Nouvelle
jeudi 27 août 2009
2. La mission
Mon interlocuteur et la cantine s’estompent autour de moi et l’éclairage franc fait place à une semi-obscurité peuplée de présences et de points lumineux. Un bruit de moteur assourdissant engourdit mes sens et autour de moi, tout vibre de manière désagréable. Je suis assis derrière une baie de verre et de métal qui se poursuit jusqu’à mes pieds avec pour seul spectacle le ciel noir étoilé.
- Sophie ? Ernest ?
Oui c’est Sophie, ici derrière toi...
Je me retourne et, un peu plus loin, un homme debout lève la main en me regardant.
- Ce ne sont pas nos Masques habituels ! signale Ernest.
Non. Et puis ceux-là nous ne les avons pas choisis. Apparemment nous portons tous les uniformes de l’Armée de l’Air américaine.
Et nous sommes à bord d’un avion, dans le cockpit plus précisément... peut-être un bombardier.
J’en suis le copilote, le Capitaine Lewis ! Dit Ernest. Mon Masque trouve cet avion plutôt moderne mais moi, au vu de mes connaissances modestes dans ce domaine, je le trouve assez ancien, deuxième guerre mondiale probablement.

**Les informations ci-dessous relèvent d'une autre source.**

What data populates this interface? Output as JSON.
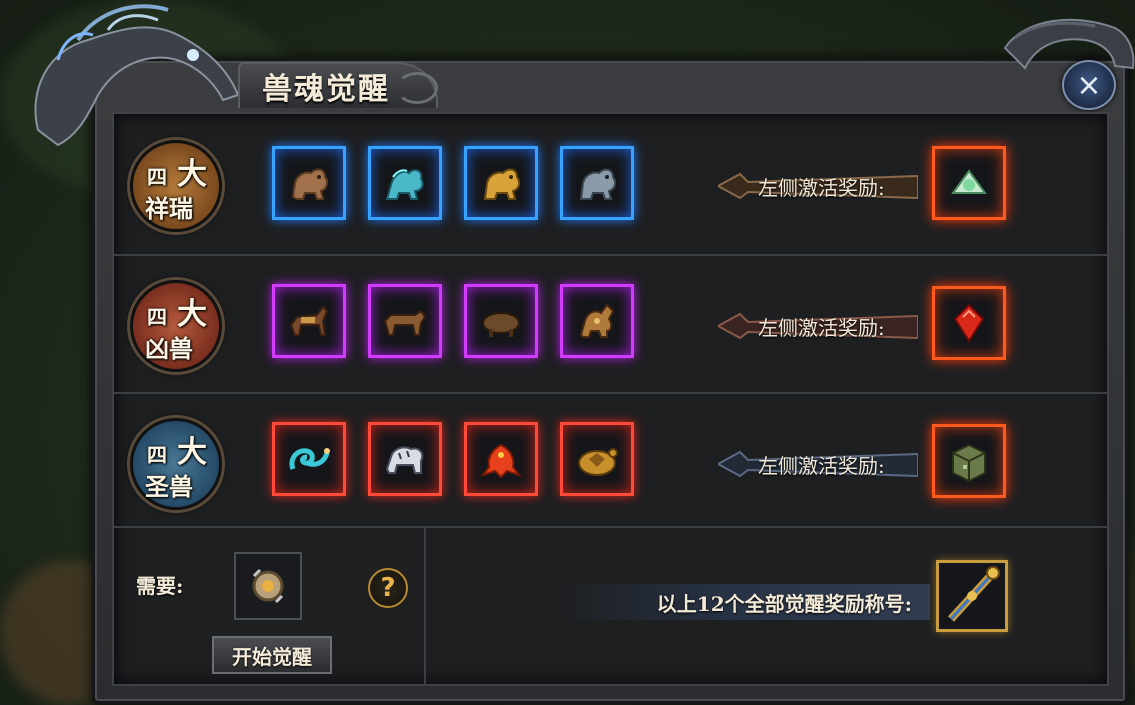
{
  "title": "兽魂觉醒",
  "close_icon": "×",
  "rows": [
    {
      "badge_top": "四",
      "badge_big": "大",
      "badge_bottom": "祥瑞",
      "slot_color": "blue",
      "items": [
        "bronze-beast-icon",
        "cyan-beast-icon",
        "gold-beast-icon",
        "silver-beast-icon"
      ],
      "reward_label": "左侧激活奖励:",
      "reward_icon": "jade-item-icon"
    },
    {
      "badge_top": "四",
      "badge_big": "大",
      "badge_bottom": "凶兽",
      "slot_color": "purple",
      "items": [
        "horse-beast-icon",
        "ox-beast-icon",
        "boar-beast-icon",
        "qilin-beast-icon"
      ],
      "reward_label": "左侧激活奖励:",
      "reward_icon": "red-gem-icon"
    },
    {
      "badge_top": "四",
      "badge_big": "大",
      "badge_bottom": "圣兽",
      "slot_color": "red",
      "items": [
        "azure-dragon-icon",
        "white-tiger-icon",
        "vermilion-bird-icon",
        "black-tortoise-icon"
      ],
      "reward_label": "左侧激活奖励:",
      "reward_icon": "bronze-cube-icon"
    }
  ],
  "bottom": {
    "need_label": "需要:",
    "need_item_icon": "awakening-stone-icon",
    "help_symbol": "?",
    "start_button": "开始觉醒",
    "final_reward_label": "以上12个全部觉醒奖励称号:",
    "final_reward_icon": "title-scepter-icon"
  },
  "colors": {
    "slot_blue": "#38a3ff",
    "slot_purple": "#d23cff",
    "slot_red": "#ff4a3a",
    "reward_orange": "#ff5a1e",
    "title_gold": "#c89b3c"
  }
}
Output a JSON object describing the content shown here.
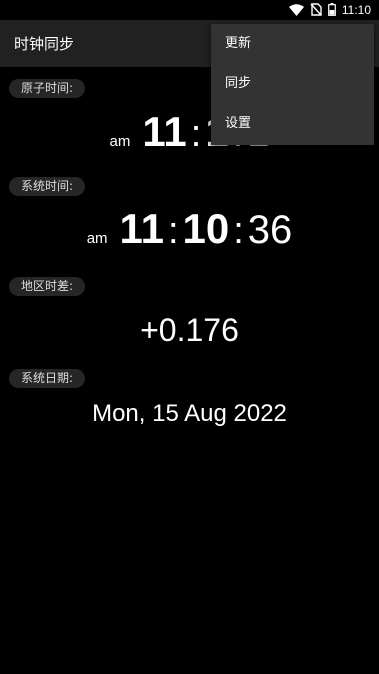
{
  "status_bar": {
    "time": "11:10",
    "icons": [
      "wifi-icon",
      "no-sim-icon",
      "battery-icon"
    ]
  },
  "app_bar": {
    "title": "时钟同步"
  },
  "atomic_time": {
    "label": "原子时间:",
    "ampm": "am",
    "hour": "11",
    "minute": "1",
    "second": "1"
  },
  "system_time": {
    "label": "系统时间:",
    "ampm": "am",
    "hour": "11",
    "minute": "10",
    "second": "36"
  },
  "offset": {
    "label": "地区时差:",
    "value": "+0.176"
  },
  "system_date": {
    "label": "系统日期:",
    "value": "Mon, 15 Aug 2022"
  },
  "overflow_menu": {
    "items": [
      "更新",
      "同步",
      "设置"
    ]
  },
  "colors": {
    "background": "#000000",
    "app_bar": "#212121",
    "menu": "#333333",
    "label_pill": "#262626"
  }
}
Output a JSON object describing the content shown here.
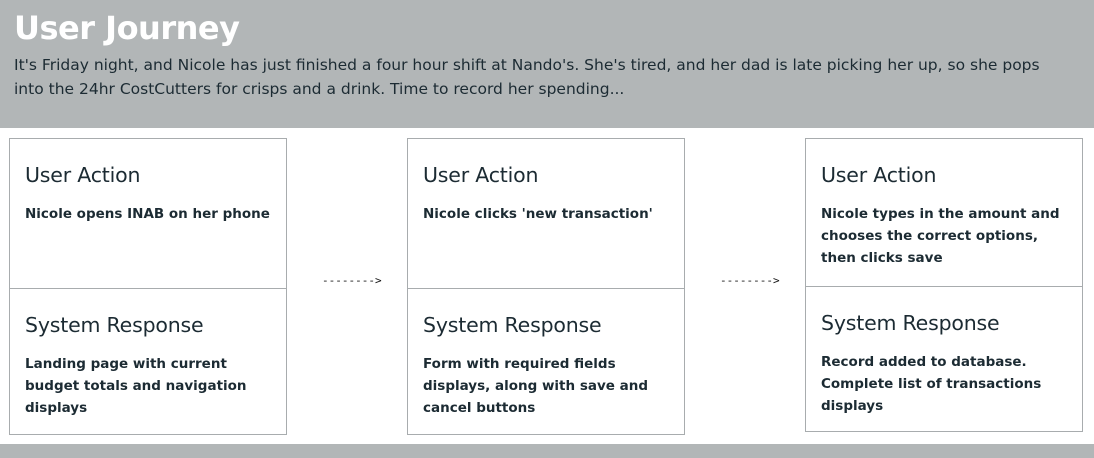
{
  "header": {
    "title": "User Journey",
    "intro": "It's Friday night, and Nicole has just finished a four hour shift at Nando's.  She's tired, and her dad is late picking her up, so she pops into the 24hr CostCutters for crisps and a drink.  Time to record her spending..."
  },
  "steps": [
    {
      "action_heading": "User Action",
      "action_text": "Nicole opens INAB on her phone",
      "response_heading": "System Response",
      "response_text": "Landing page with current budget totals and navigation displays"
    },
    {
      "action_heading": "User Action",
      "action_text": "Nicole clicks 'new transaction'",
      "response_heading": "System Response",
      "response_text": "Form with required fields displays, along with save and cancel buttons"
    },
    {
      "action_heading": "User Action",
      "action_text": "Nicole types in the amount and chooses the correct options, then clicks save",
      "response_heading": "System Response",
      "response_text": "Record added to database. Complete list of transactions displays"
    }
  ],
  "arrows": [
    "-------->",
    "-------->"
  ]
}
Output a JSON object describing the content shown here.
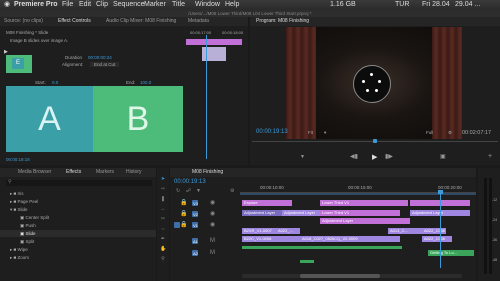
{
  "menubar": {
    "apple": "",
    "app": "Premiere Pro",
    "items": [
      "File",
      "Edit",
      "Clip",
      "Sequence",
      "Marker",
      "Title",
      "Window",
      "Help"
    ],
    "status": [
      "1.16 GB",
      "TUR",
      "Fri 28.04",
      "29.04 ..."
    ]
  },
  "path": "/Users/.../M08 Lower Third/M08 L04 Lower Third Start.prproj *",
  "effect_controls": {
    "tabs": [
      "Source: (no clips)",
      "Effect Controls",
      "Audio Clip Mixer: M08 Finishing",
      "Metadata"
    ],
    "title": "M08 Finishing * Slide",
    "desc": "Image B slides over image A.",
    "duration_label": "Duration",
    "duration_value": "00:00:00:24",
    "alignment_label": "Alignment:",
    "alignment_value": "End at Cut",
    "start_label": "Start:",
    "start_value": "0.0",
    "end_label": "End:",
    "end_value": "100.0",
    "label_a": "A",
    "label_b": "B",
    "ruler": [
      "00:00:17:00",
      "00:00:18:00"
    ],
    "timecode": "00:00:18:18",
    "colors": {
      "a": "#3a9fa6",
      "b": "#4dbb7a"
    }
  },
  "program": {
    "title": "Program: M08 Finishing",
    "timecode": "00:00:19:13",
    "fit": "Fit",
    "quality": "Full",
    "duration": "00:02:07:17"
  },
  "effects": {
    "tabs": [
      "Media Browser",
      "Effects",
      "Markers",
      "History"
    ],
    "items": [
      "Iris",
      "Page Peel",
      "Slide",
      "Center Split",
      "Push",
      "Slide",
      "Split",
      "Wipe",
      "Zoom"
    ]
  },
  "timeline": {
    "title": "M08 Finishing",
    "timecode": "00:00:19:13",
    "ruler": [
      "00:00:10:00",
      "00:00:15:00",
      "00:00:20:00"
    ],
    "tracks": [
      "V3",
      "V2",
      "V1",
      "A1",
      "A2"
    ],
    "clips": {
      "explore": "Explore",
      "adjustment": "Adjustment Layer",
      "lower_third_v1": "Lower Third V1",
      "lower_third_v1b": "Lower Third V1",
      "adjustment_v2": "Adjustment Layer",
      "adjustment_v3": "Adjustment Layer",
      "v1_a": "B2XR_V1-0007",
      "v1_b": "A022_...",
      "v1_c": "B22C_V1-0008",
      "v1_d": "A018_C027_0826CQ_V2-0009",
      "v1_e": "A013_C...",
      "v1_f": "A022_C006",
      "v1_g": "A022_C006",
      "a1_label": "Getting To Lo..."
    },
    "meter": [
      "-12",
      "-24",
      "-36",
      "-48"
    ]
  }
}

Mes yeux s’habituent à la pénombre. D’autres hommes sont là, derrière moi : le Lieutenant-colonel Tibbets, pilote et responsable de la mission, le Sergent Duzenbury, ingénieur de vol, puis un peu en retrait le radio Nelson et le navigateur Van Kirk. Moi je suis assis tout à l’avant, le Major Ferebee, bombardier. Seule Sophie, plus connue ici en tant que Sergent Caron, n’a pas sa place dans le cockpit. Elle est debout à l’entrée de la soute, semblant attendre...
Les souvenirs reviennent lentement à la surface. Ernest reprend :
- Nous sommes sur un bombardier, un B-29. Nous avons décollé à 2 heures 45 de la base de Tinian Island et nous nous dirigeons vers le Japon. Trois avions devant effectuer des reconnaissances météo, nous précèdent.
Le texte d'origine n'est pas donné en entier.